(Le Figaro, Julie Ruiz Perez, 8 aprile 2026)
La crisi energetica scatenata dal conflitto in Medio Oriente ha fatto esplodere i prezzi dei carburanti e ha aumentato drasticamente i tassi di interesse e l’inflazione, mettendo i conti pubblici francesi sotto una doppia pressione che lascia allo Stato pochissimo spazio di manovra per reagire a nuovi shock.
Il governo ha già concesso quasi 130 milioni di euro al mese di aiuti mirati a trasportatori, pescatori e agricoltori, per un costo potenziale fino a 1,3 miliardi di euro se prorogati fino a fine anno, ma i sindacati e i settori più colpiti chiedono ulteriori misure mentre il ministro dei Conti pubblici David Amiel avverte che ogni aiuto dovrà essere compensato da tagli di spesa perché non si possono fare regali.

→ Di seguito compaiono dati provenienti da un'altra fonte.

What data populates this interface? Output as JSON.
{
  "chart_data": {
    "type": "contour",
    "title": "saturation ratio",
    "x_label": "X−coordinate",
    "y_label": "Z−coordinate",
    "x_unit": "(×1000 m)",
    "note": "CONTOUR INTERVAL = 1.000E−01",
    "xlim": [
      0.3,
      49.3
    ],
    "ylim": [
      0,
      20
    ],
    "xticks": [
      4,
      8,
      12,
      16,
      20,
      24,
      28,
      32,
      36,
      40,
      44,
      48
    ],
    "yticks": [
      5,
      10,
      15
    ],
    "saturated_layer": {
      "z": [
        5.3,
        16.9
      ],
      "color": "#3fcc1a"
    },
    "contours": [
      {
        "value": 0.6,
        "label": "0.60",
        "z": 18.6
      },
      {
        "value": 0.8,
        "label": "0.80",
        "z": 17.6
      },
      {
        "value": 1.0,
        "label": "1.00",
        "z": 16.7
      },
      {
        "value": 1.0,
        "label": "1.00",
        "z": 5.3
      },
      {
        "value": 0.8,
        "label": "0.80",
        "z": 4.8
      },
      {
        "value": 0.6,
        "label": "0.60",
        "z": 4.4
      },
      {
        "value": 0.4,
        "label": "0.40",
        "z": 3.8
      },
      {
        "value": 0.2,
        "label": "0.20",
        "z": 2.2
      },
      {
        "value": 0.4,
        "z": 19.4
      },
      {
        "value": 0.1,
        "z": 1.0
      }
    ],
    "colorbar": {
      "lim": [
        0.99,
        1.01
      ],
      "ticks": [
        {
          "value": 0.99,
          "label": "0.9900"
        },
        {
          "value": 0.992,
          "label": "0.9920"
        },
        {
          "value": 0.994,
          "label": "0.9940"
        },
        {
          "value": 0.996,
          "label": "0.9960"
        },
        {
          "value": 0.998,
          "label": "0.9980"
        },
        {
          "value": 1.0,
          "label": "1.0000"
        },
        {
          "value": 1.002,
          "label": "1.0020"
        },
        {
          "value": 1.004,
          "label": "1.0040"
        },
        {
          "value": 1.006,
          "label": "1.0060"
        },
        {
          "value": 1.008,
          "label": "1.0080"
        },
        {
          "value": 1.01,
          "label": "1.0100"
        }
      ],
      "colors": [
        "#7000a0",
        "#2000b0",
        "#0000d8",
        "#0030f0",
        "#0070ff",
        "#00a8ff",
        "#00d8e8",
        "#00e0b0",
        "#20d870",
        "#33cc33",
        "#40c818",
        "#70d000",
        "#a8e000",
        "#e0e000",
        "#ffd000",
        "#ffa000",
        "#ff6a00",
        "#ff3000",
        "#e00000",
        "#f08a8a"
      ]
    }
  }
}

L’aumento dei tassi di interesse sulla nuova emissione di debito costerà circa 3,6 miliardi di euro in più all’anno (300 milioni al mese), l’inflazione in accelerazione (dal 0,9% di febbraio all’1,7% di marzo e oltre il 2% in primavera) farà lievitare la spesa per acquisti pubblici, rivalutazione automatica del Smic, alleggerimenti contributivi sui bassi salari e possibili richieste di indicizzazione di prestazioni sociali, mentre il peggioramento delle prospettive occupazionali farà perdere entrate contributive e aumentare le indennità di disoccupazione.
Aiuti già concessi e pressione in aumento
«Dopo aver temporeggiato il più possibile proprio in nome del risanamento dei conti pubblici, il governo si è risolto a sostenere trasportatori, pescatori e agricoltori per quasi 130 milioni di euro mensili. Queste misure potrebbero costare fino a 1,3 miliardi di euro se applicate fino alla fine dell’anno, cioè quasi lo 0,05% del Pil.»
Avvertimento del ministro Amiel
«Quasi tutti i sindacati erano ricevuti martedì a Bercy. Il ministro dei Conti pubblici David Amiel ha già avvertito che il governo non può fare alcun regalo. Tutte le misure di aiuto “mirate” dello Stato di fronte al rialzo dei prezzi del carburante dovranno essere compensate da tagli di spesa.»
Costo aggiuntivo del debito
«Lo Stato deve far fronte all’aumento dei suoi tassi di prestito (aumentati di circa 0,5 punti dall’inizio del conflitto). Questo sovraccosto annuale della carica del debito francese è stato quantificato da Bercy in quasi 3,6 miliardi di euro, cioè circa 300 milioni di euro al mese.»
Effetti dell’inflazione sulla spesa pubblica
«Il rimbalzo dell’inflazione potrebbe anche comportare un aumento di alcune spese pubbliche. Quando l’inflazione supera il 2%, il Smic viene rivalutato, è automatico. In questo contesto gli alleggerimenti di contributi sui bassi salari diventeranno più costosi, così come certi salari nella funzione pubblica che seguono l’aumento del Smic.»
Peggioramento delle prospettive di occupazione
«Sul fronte dell’impiego la crisi oscura le prospettive. L’Insee ha recentemente alzato la sua previsione di disoccupazione all’8,1% alla fine del primo semestre, il che avrà il doppio effetto negativo di far perdere contributi ma anche di aumentare le prestazioni.»